As we say somewhere down there, there's been an alarming evaporation in what should be a promotional campaign that sees TV On The Radio raised shoulder high for the work of greatness that is Return To Cookie Mountain. Whether because the NME can no longer be bothered to meet bands halfway or because this seems to be the summer of guitar hooks that need pointing out with great big arrows, it's a shame that Wolf Like Me might be allowed to pass by, mauling with itself, on the other side. It's possibly also why Seafood have been allowed to slip below the radar after the near-brekathrough brilliance of 2002's When Do We Start Fighting.
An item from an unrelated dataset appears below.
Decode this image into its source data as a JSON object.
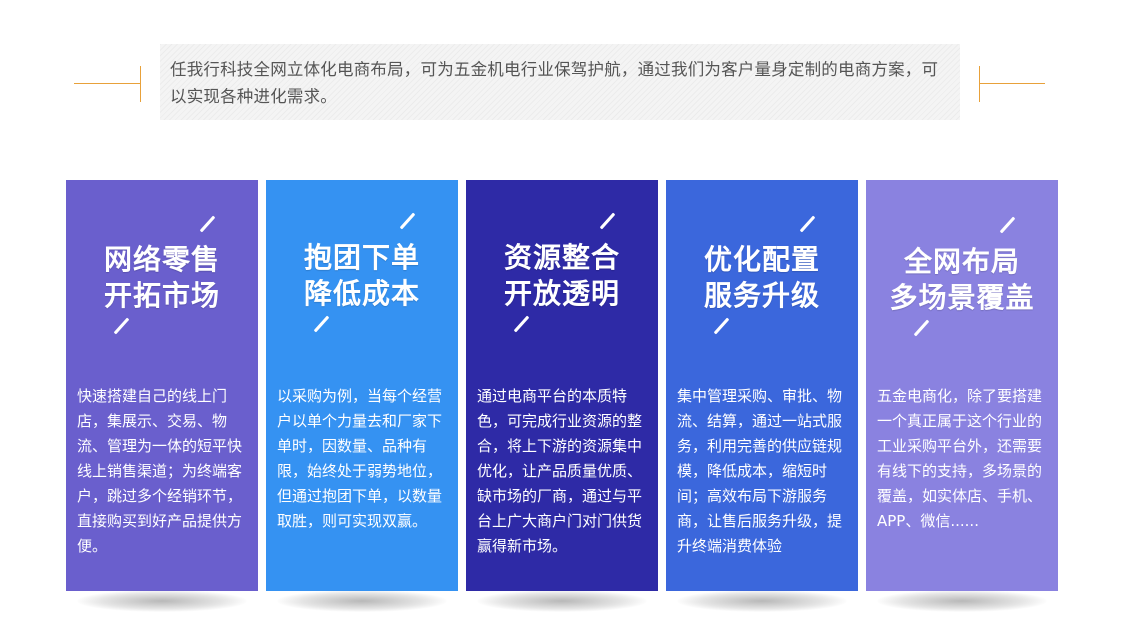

David Line's lung collapsing three times in two years didn't help, so we should really be grateful they're still around at all to release Signal Sparks, the advance single from their fifth album. We were supposed to see Seafood this week but post-Truck sniffles kyboshed our chances. Anyone passing, let us know what they were like. (And yes, we're aware they played at Truck, but we took one look at the full tent and assumed we'd be seeing the full set later in the week. Oh, but we'll gladly see Seth Lakeman three months after seeing him support Billy Bragg and a month before we probably bump into him and his viola at Summer Sundae, eh? Anyhoo.) A couple of slightly odd acoustic cover versions to finish - call it post-Heartbeats if you want, although Iron & Wine's stripped down cover of the Postal Service's Such Great Heights has been around for ages, so lord knows why it's out on its own now. The other is Rodrigo Y Gabriela doing, just in case you thought a Mexican thrash metal indebted acoustic duo resident in Dublin was too much variety for one band, Stairway To Heaven.

Albums

Thin gruel this week, with even the release schedule highlight of the blues-punk-soul explosion of The Gossip's Standing In The Way Of Control actually being a better distributed re-release. Brief excitement did follow the discovery of something called D. Boon & Friends, which rather than a lost Christmas variety special by the late Minutemen leader is in fact just a load of old live, rehearsal, jamming and home recorded rarities. It's all above board, though, with Mike Watt on liner duty - and hang on a minute, the lengthy and authoritative Minutemen documentary We Jam Econo leaked out on DVD three weeks ago! Why were we not informed? Quick catch-up to close as we've been long time fans of MJ Hibbett's wryly lyrical trad-indie and earlier in the month he and The Validators released another slab of goodness, We Validate. The first track, Tell Me Something You Do Like, is about people who only seem to complain. Why that struck a chord with us we can't quite pin down.